Added: As a follow up, we show how to complete the argument. Use the hint above. Since $a\equiv -1\pmod{q}$, we find that $a^{p-1}-a^{p-2}+\cdots +1\equiv p\pmod{q}$. If $p\ne q$, that means $a^p+1$ is not a power of $q$, so there is a prime other than $q$ that divides $a^p+1$. Also, unless $a+1$ is a power of $q$, there is a prime other than $q$ that  divides $a^p+1$. The sole case that remains is the possibility $p=q$, with  $a+1=q^t$ for some $t$.
Then $a^p=(q^t-1)^q$. Expand, using the Binomial Theorem, and add $1$. We get 
$$a^p+1=q^{qt}-\binom{q}{1}q^{t(q-1)} +\cdots -\binom{q}{q-2}q^{2t}+\binom{q}{q-1}q^t.\tag{$1$}$$
The binomial coefficients, except for the leading $1$, are divisible by $q$. It follows that the highest power of $q$ that divides $(1)$ is $q^{t+1}$. Thus $(1)$ can only be a power of $q$ if it is equal to $q^{t+1}$. We show this cannot happen if $q^t\ge 5$. (It can and does happen if $q=3$ and $t=1$.)
The rest follows from simple inequalities.

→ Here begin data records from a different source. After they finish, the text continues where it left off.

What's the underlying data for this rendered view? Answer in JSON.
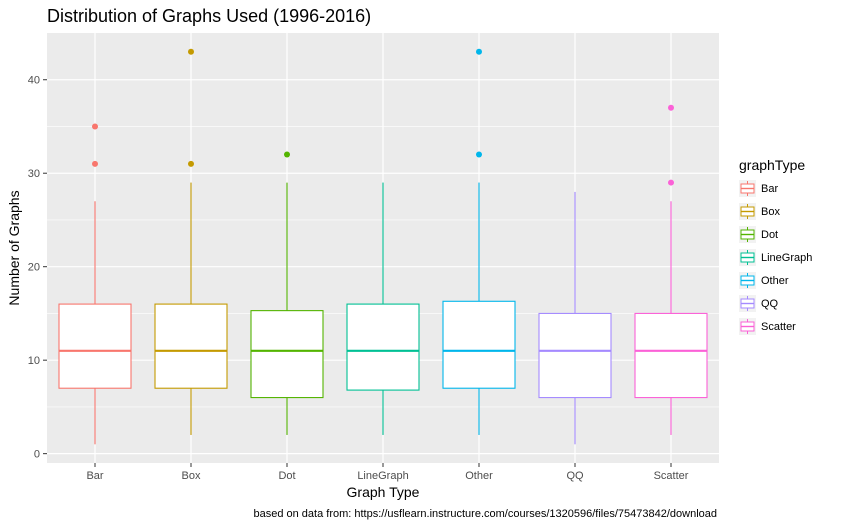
{
  "chart_data": {
    "type": "box",
    "title": "Distribution of Graphs Used (1996-2016)",
    "xlabel": "Graph Type",
    "ylabel": "Number of Graphs",
    "caption": "based on data from: https://usflearn.instructure.com/courses/1320596/files/75473842/download",
    "ylim": [
      -1,
      45
    ],
    "yticks": [
      0,
      10,
      20,
      30,
      40
    ],
    "ytick_labels": [
      "0",
      "10",
      "20",
      "30",
      "40"
    ],
    "grid": true,
    "legend": {
      "title": "graphType",
      "placement": "right"
    },
    "categories": [
      "Bar",
      "Box",
      "Dot",
      "LineGraph",
      "Other",
      "QQ",
      "Scatter"
    ],
    "series": [
      {
        "name": "Bar",
        "color": "#F8766D",
        "whisker_low": 1,
        "q1": 7,
        "median": 11,
        "q3": 16,
        "whisker_high": 27,
        "outliers": [
          31,
          35
        ]
      },
      {
        "name": "Box",
        "color": "#C49A00",
        "whisker_low": 2,
        "q1": 7,
        "median": 11,
        "q3": 16,
        "whisker_high": 29,
        "outliers": [
          31,
          43
        ]
      },
      {
        "name": "Dot",
        "color": "#53B400",
        "whisker_low": 2,
        "q1": 6,
        "median": 11,
        "q3": 15.3,
        "whisker_high": 29,
        "outliers": [
          32
        ]
      },
      {
        "name": "LineGraph",
        "color": "#00C094",
        "whisker_low": 2,
        "q1": 6.8,
        "median": 11,
        "q3": 16,
        "whisker_high": 29,
        "outliers": []
      },
      {
        "name": "Other",
        "color": "#00B6EB",
        "whisker_low": 2,
        "q1": 7,
        "median": 11,
        "q3": 16.3,
        "whisker_high": 29,
        "outliers": [
          32,
          43
        ]
      },
      {
        "name": "QQ",
        "color": "#A58AFF",
        "whisker_low": 1,
        "q1": 6,
        "median": 11,
        "q3": 15,
        "whisker_high": 28,
        "outliers": []
      },
      {
        "name": "Scatter",
        "color": "#FB61D7",
        "whisker_low": 2,
        "q1": 6,
        "median": 11,
        "q3": 15,
        "whisker_high": 27,
        "outliers": [
          29,
          37
        ]
      }
    ]
  }
}
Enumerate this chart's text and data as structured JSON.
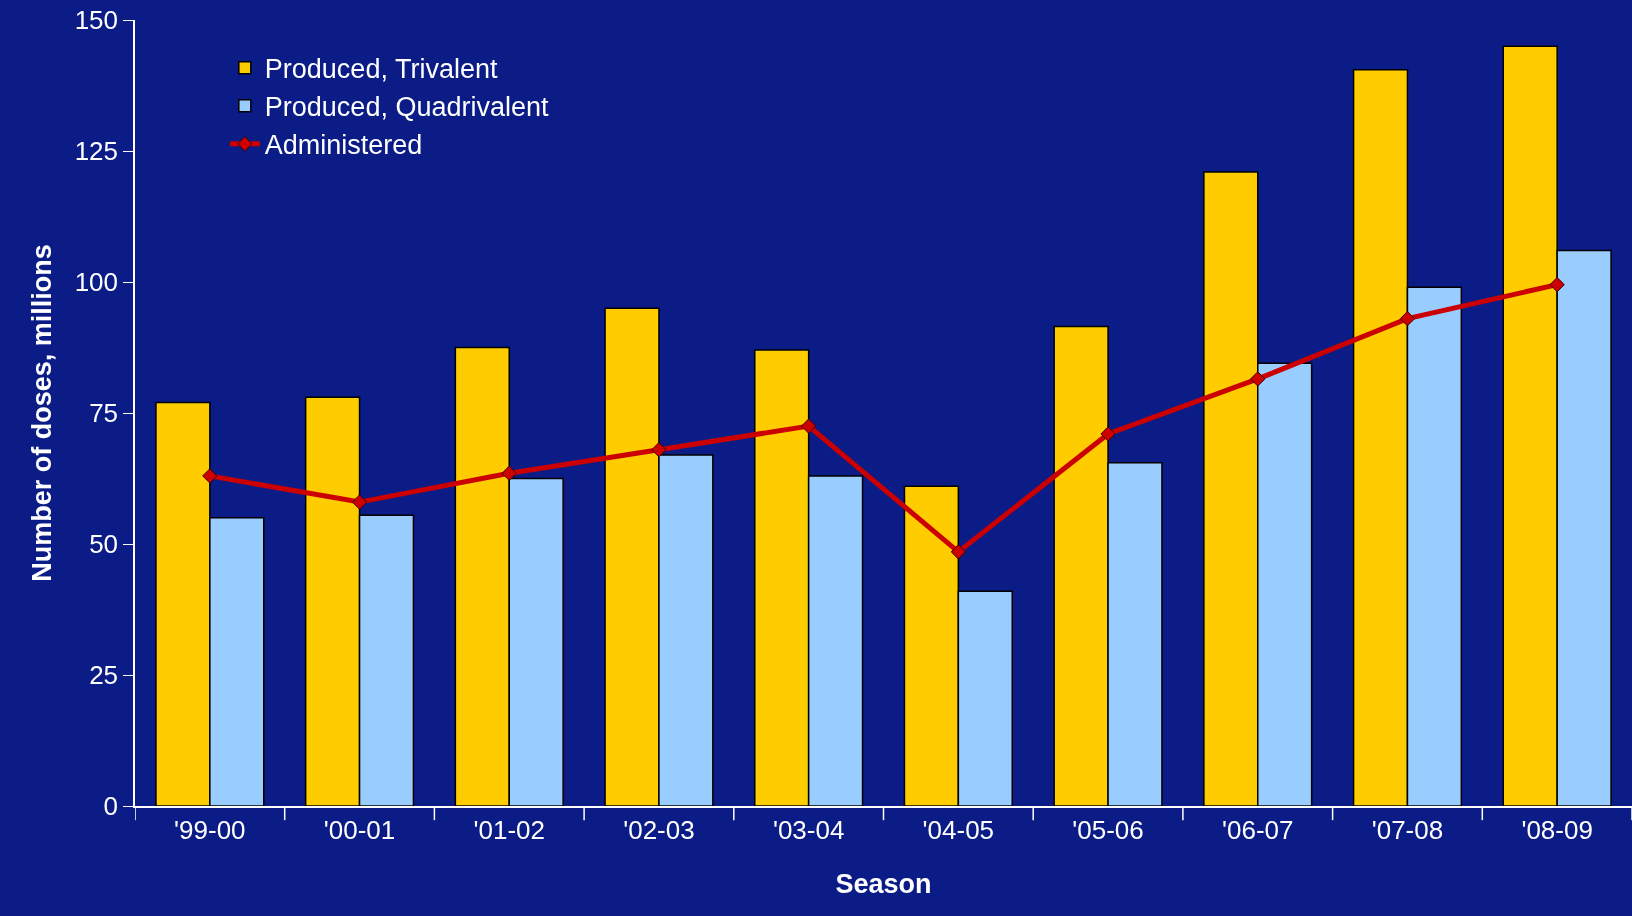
{
  "chart_data": {
    "type": "bar",
    "xlabel": "Season",
    "ylabel": "Number of doses, millions",
    "categories": [
      "'99-00",
      "'00-01",
      "'01-02",
      "'02-03",
      "'03-04",
      "'04-05",
      "'05-06",
      "'06-07",
      "'07-08",
      "'08-09"
    ],
    "series": [
      {
        "name": "Produced, Trivalent",
        "color": "#ffcc00",
        "values": [
          77,
          78,
          87.5,
          95,
          87,
          61,
          91.5,
          121,
          140.5,
          145
        ]
      },
      {
        "name": "Produced, Quadrivalent",
        "color": "#99ccff",
        "values": [
          55,
          55.5,
          62.5,
          67,
          63,
          41,
          65.5,
          84.5,
          99,
          106
        ]
      },
      {
        "name": "Administered",
        "type": "line",
        "color": "#cc0000",
        "marker": "diamond",
        "values": [
          63,
          58,
          63.5,
          68,
          72.5,
          48.5,
          71,
          81.5,
          93,
          99.5
        ]
      }
    ],
    "ylim": [
      0,
      150
    ],
    "yticks": [
      0,
      25,
      50,
      75,
      100,
      125,
      150
    ],
    "grid": false,
    "legend": "top left"
  }
}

If $qt\ge 5$, then $q^t-1\ge \frac{4}{5}q^t$. We want to show that
$$\frac{4^q}{5^q}(q^t)^q \overset{?}{\ge} q^{t+1}\tag{$2$}$$
 or equivalently that
$\frac{4^q}{5^q}(q^t)^{q-1}\ge q$. There are now two cases, (i) $q\ge 5$ and (ii) $q=3$ and $t\gt 1$. 
In Case (i) it is enough to show that $\frac{4^q}{5^q}q^{q-1}\ge q$. Since $q\ge 5$, the left side is $\ge 4^q q^{-1}$. So we want to show that $4^q\ge q^2$, which is obvious. 
The inequality for Case (ii) is handled similarly.  
A: Assume otherwise.
Then $a^p+1=q^k$ for some $k$.
The only case of adjacent powers like this is
$$2^3+1=3^2.$$